The tax base just isn't there sometimes. I've seen community budgets where everyone is hanging on by a thread. Not quite as bad as Native American reservations, but up there.
There are plenty of communities in America that have professional fire departments. Particularly cities where there is actually a tax base to support it. You'll find volunteer fire departments in pretty much any working class town where the manpower is capable and willing but the money is lacking.
Absolutely. Look at Long Island, NY. There are a number of communities with the wealth to transition to professional fire brigades, but the property taxes are already high and the political leanings run conservative.
For most small towns I think its more the fact that a fire is a pretty rare occurrence (a couple call outs a year with a major fire every few years) so its more of a cost/benefit decision - they're willing to add ~5 min to the response time for a rare event in order to deploy $1m+/year to other higher priority areas
In the UK the majority of firefighters are on retainers, and will spend a few hours a week training, but otherwise just rely on pagers. They're paid a few thousand per year plus hourly and callout rates.
Volunteer firemen in the US certainly do get paid, or at least reimbursed. They're not working for free. And places with volunteer fire departments aren't volunteer because there's no pride, they're volunteer because there aren't enough fires to warrant paying people full-time to sit around doing nothing. They're on-call, and they get paid to respond to fires. In the meantime, they go to their normal job that also pays them money.

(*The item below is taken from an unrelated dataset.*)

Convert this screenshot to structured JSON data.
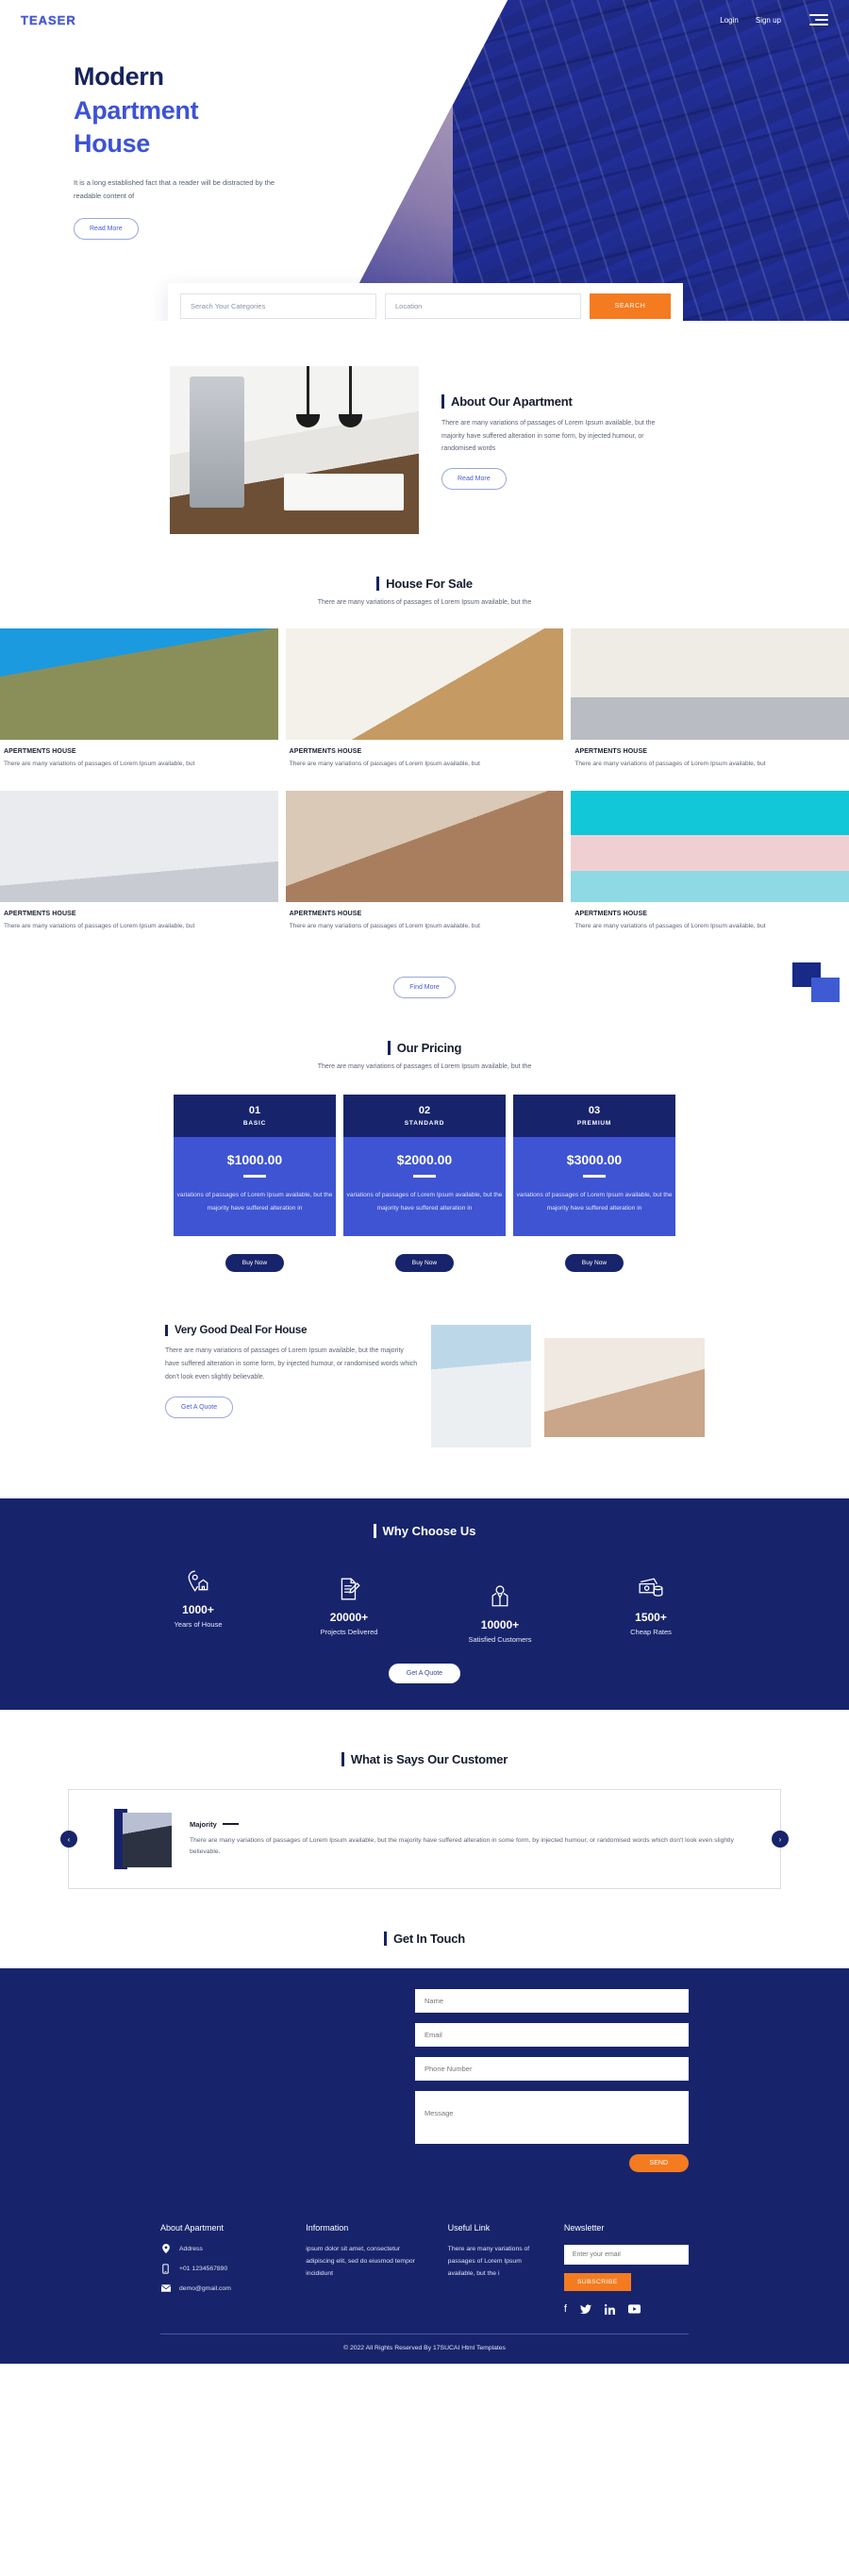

I think you are overgeneralizing. In the two places I'm familiar with, rural North Carolina and rural Wisconsin, "volunteer firemen" are truly unpaid volunteers. You are right that others are paid for their time, but it's not universal. Here's a Straight Dope thread that talks about the different approaches in some different places: https://boards.straightdope.com/sdmb/showthread.php?t=658416
Around here, the state government subsidizes volunteer companies for equipment and facilities, and the fire district can bond with public votes that attract fewer voters than school board elections. My dad lives in a town with 250 annual callouts, a $10M firehouse and two $300k fire engines.
In the city that I live in a few miles away with a paid department, the firehouse next door does like 6,000 calls a year with a 2005 truck with 200k miles on it.
In big cities, it's more of an internal camaraderie thing. They live together, cook together, shop together, etc. A lot prefer being at the station with their 'brothers' to being at home.